The only reason I'd consider going through that process is if they took his EHCP away in the first place. Do you think parents want to have to go through all of that just so their child can access education?

If less time was spent on setting children up to fail in settings that weren't appropriate for their needs and parents didn't have to go through that process in the first place, a lot of money would be saved anyway. The issue usually starts with sending children to inappropriate settings in the first place.

Or in my son's case, if they decide that a EHCP isn't necessary because he is currently in mainstream with an EHCP and ignore the fact that it's only due to his EHCP that he can be in mainstream.

Shinyandnew1 · 23/02/2026 10:12

If some money was going to be put into paying teachers to work in resource hubs, then I would feel very differently, but it won’t be.
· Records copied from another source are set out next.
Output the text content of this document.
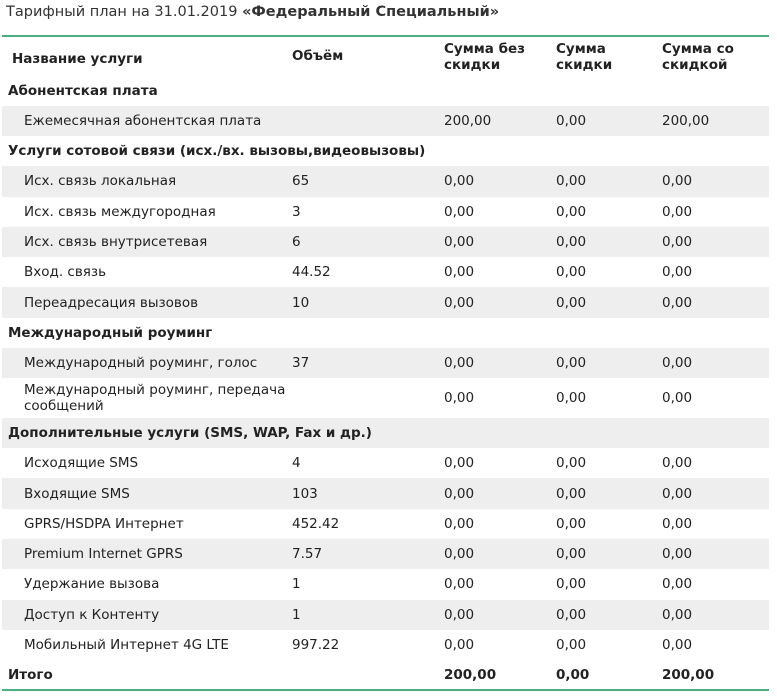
Тарифный план на 31.01.2019 «Федеральный Специальный»
Название услуги	Объём	Сумма без скидки	Сумма скидки	Сумма со скидкой
Абонентская плата				
Ежемесячная абонентская плата		200,00	0,00	200,00
Услуги сотовой связи (исх./вх. вызовы,видеовызовы)				
Исх. связь локальная	65	0,00	0,00	0,00
Исх. связь междугородная	3	0,00	0,00	0,00
Исх. связь внутрисетевая	6	0,00	0,00	0,00
Вход. связь	44.52	0,00	0,00	0,00
Переадресация вызовов	10	0,00	0,00	0,00
Международный роуминг				
Международный роуминг, голос	37	0,00	0,00	0,00
Международный роуминг, передача сообщений		0,00	0,00	0,00
Дополнительные услуги (SMS, WAP, Fax и др.)				
Исходящие SMS	4	0,00	0,00	0,00
Входящие SMS	103	0,00	0,00	0,00
GPRS/HSDPA Интернет	452.42	0,00	0,00	0,00
Premium Internet GPRS	7.57	0,00	0,00	0,00
Удержание вызова	1	0,00	0,00	0,00
Доступ к Контенту	1	0,00	0,00	0,00
Мобильный Интернет 4G LTE	997.22	0,00	0,00	0,00
Итого		200,00	0,00	200,00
The lack of money means that experienced teachers are being hounded out of the job on support plans once they hit UPS so that new teachers can be hired on £20k less. Those same school budgets aren’t going to pay for teachers in a job, when TAs on minimum wage will do.

You are right to be scared-if you’re not, you’re not paying attention.

TooBusyGazingAtStarss · 23/02/2026 10:18

It’s just another opportunity for them to take the support away.